Tiba-tiba, suara tamparan terdengar di udara. Itu adalah Duan Ru Lei yang menampar wanita gemuk itu, istrinya, Yun Ping.
“Kau…Kau memukulku?” Yun Ping ter stunned. Putranya telah meninggal dan yang dia ucapkan hanyalah kata-kata dari lubuk hatinya, tetapi suaminya benar-benar memukulnya?!
“Ya, aku memukulmu, dasar perempuan bodoh!” Duan Ru Lei mengangkat tangannya dan menampar Yun Ping lagi. Baru sekarang dia menatap Duan Ru Huo dan ketiga orang tua itu dengan hormat. “Patriark, tiga tetua… masalah ini adalah kesalahan putraku sendiri, dan tidak ada orang lain yang bisa disalahkan! Duan Ru Lei tahu apa yang harus dilakukan dan apa yang tidak. Saya harap Patriark dan ketiga tetua bisa tenang.”
“Lumayan, Ru Lei. Untuk sekali ini kau melihat gambaran yang lebih besar!” Ketiga tetua itu mengangguk puas.
Hanya pupil mata Patriark Duan Ru Huo yang menyempit saat ia menatap Duan Ru Lei dalam-dalam. “Saudara kedua, kuharap kau menepati janjimu…. Jika tidak, aku akan kecewa, dan klan pun akan kecewa.”
Tubuh Duan Ru Lei bergetar saat dia buru-buru berkata, “Baik, Patriark!”
“Kakak keempat, kau akan bertanggung jawab membawa anak bernama Ling Tian itu kembali ke klan.
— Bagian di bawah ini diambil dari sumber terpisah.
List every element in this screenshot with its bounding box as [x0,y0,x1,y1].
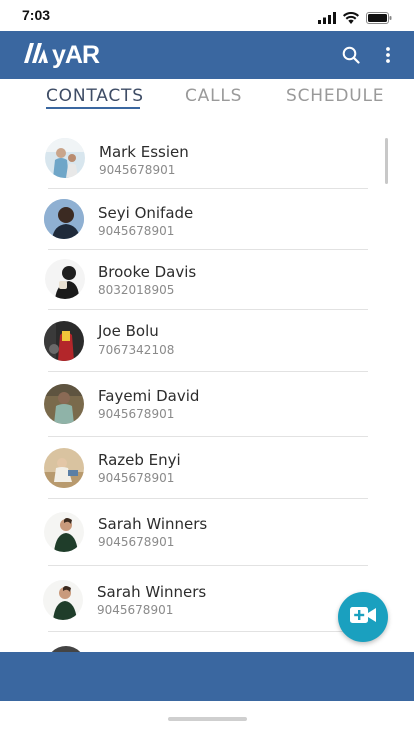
contact-name: Mark Essien [99,143,189,161]
contact-phone: 9045678901 [98,535,175,549]
contact-phone: 9045678901 [98,471,175,485]
avatar [44,512,84,552]
contact-phone: 8032018905 [98,283,175,297]
wifi-icon [343,9,359,28]
tab-contacts[interactable]: CONTACTS [46,86,144,106]
contact-list[interactable]: Mark Essien 9045678901 Seyi Onifade 9045… [0,127,414,652]
contact-name: Brooke Davis [98,263,197,281]
contact-name: Sarah Winners [97,583,207,601]
status-bar: 7:03 [0,0,414,31]
new-video-call-button[interactable] [338,592,388,642]
contact-phone: 7067342108 [98,343,175,357]
contact-name: Sarah Winners [98,515,208,533]
divider [48,249,368,250]
more-vert-icon[interactable] [376,43,400,67]
search-icon[interactable] [339,43,363,67]
logo-text: yAR [52,40,100,69]
avatar [43,580,83,620]
avatar [44,448,84,488]
signal-icon [318,9,336,28]
video-add-icon [349,605,377,629]
contact-phone: 9045678901 [98,224,175,238]
divider [48,309,368,310]
divider [48,188,368,189]
avatar [44,384,84,424]
avatar [45,138,85,178]
divider [48,631,368,632]
avatar [44,321,84,361]
status-icons [318,9,392,28]
contact-phone: 9045678901 [99,163,176,177]
active-tab-indicator [46,107,140,109]
contact-phone: 9045678901 [98,407,175,421]
tab-calls[interactable]: CALLS [185,86,242,106]
contact-phone: 9045678901 [97,603,174,617]
tab-schedule[interactable]: SCHEDULE [286,86,384,106]
contact-name: Seyi Onifade [98,204,194,222]
contact-name: Fayemi David [98,387,200,405]
contact-name: Razeb Enyi [98,451,181,469]
tab-bar: CONTACTS CALLS SCHEDULE [0,79,414,119]
status-time: 7:03 [22,7,51,23]
divider [48,371,368,372]
avatar [45,259,85,299]
divider [48,498,368,499]
bottom-bar [0,652,414,701]
divider [48,436,368,437]
contact-name: Joe Bolu [98,322,159,340]
battery-icon [366,9,392,28]
app-logo: yAR [22,40,100,70]
home-indicator[interactable] [168,717,247,721]
home-area [0,701,414,736]
scrollbar-thumb[interactable] [385,138,388,184]
avatar [44,199,84,239]
app-bar: yAR [0,31,414,79]
divider [48,565,368,566]
logo-mark-icon [22,41,50,69]
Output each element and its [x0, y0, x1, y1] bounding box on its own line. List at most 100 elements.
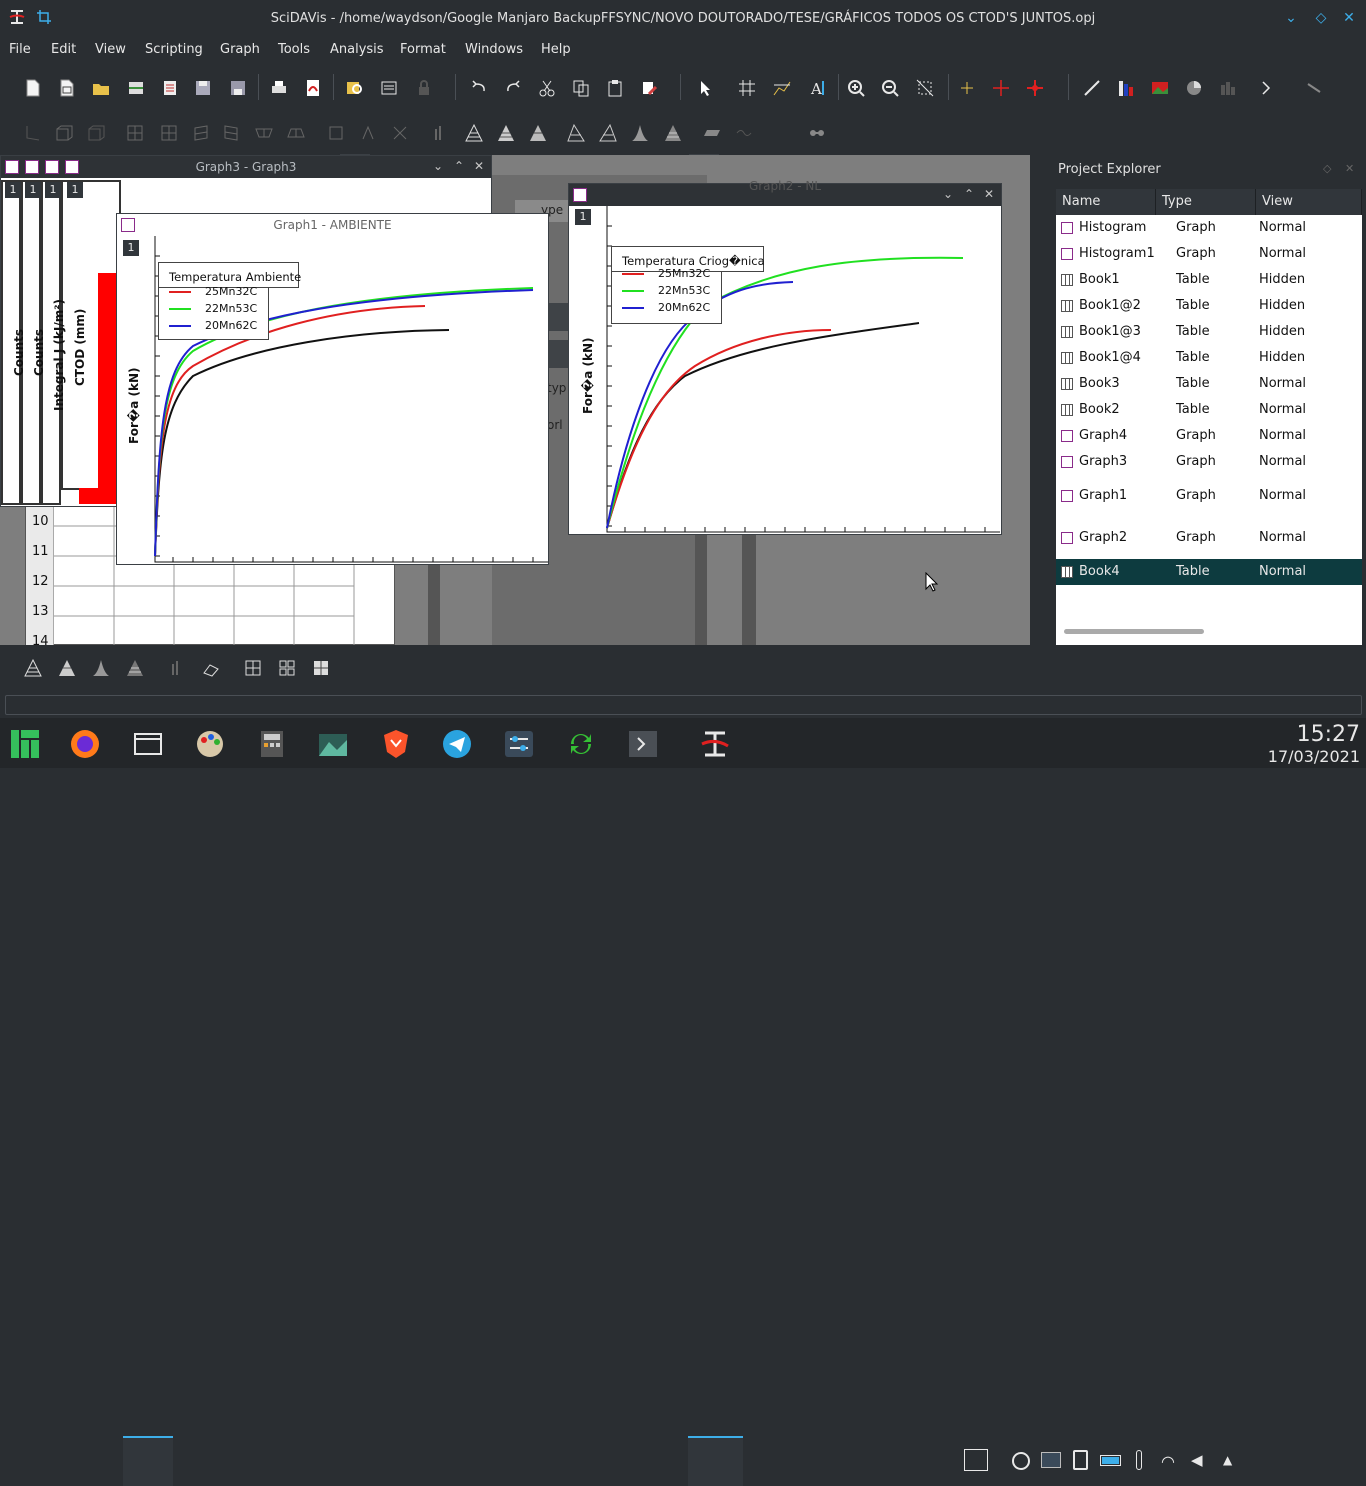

Dia telah menderita terlalu banyak kesulitan di luar klan, dan Klan Duan akan memberikan kompensasi yang layak kepadanya.” Duan Ru Huo menatap Duan Ru Hong sambil berbicara perlahan.
“Baik, Patriark!” Duan Ru Hong buru-buru menerima perintah itu, dan dia menghela napas dalam hatinya karena dia tahu bahwa Duan Ling Xing telah meninggal tanpa alasan.
Duan Rong benar-benar kebingungan saat menyaksikan Patriark Klan Duan dan para tetua pergi satu per satu.
Masalah ini berakhir begitu saja?
“Kakak Kedua, Ipar Perempuan Kedua, hasil ini tak terhindarkan; saya turut berduka cita.” Duan Ru Hong menghibur Duan Ru Lei dan istrinya sebelum berjalan pergi dengan langkah cepat.
“Kau benar-benar tidak membalas dendam atas putra kita?” Setelah menyadari orang-orang asing itu pergi, mata kecil wanita gemuk itu dipenuhi dengan kemerahan berdarah saat dia menatap suaminya dan berbicara dengan suara dingin.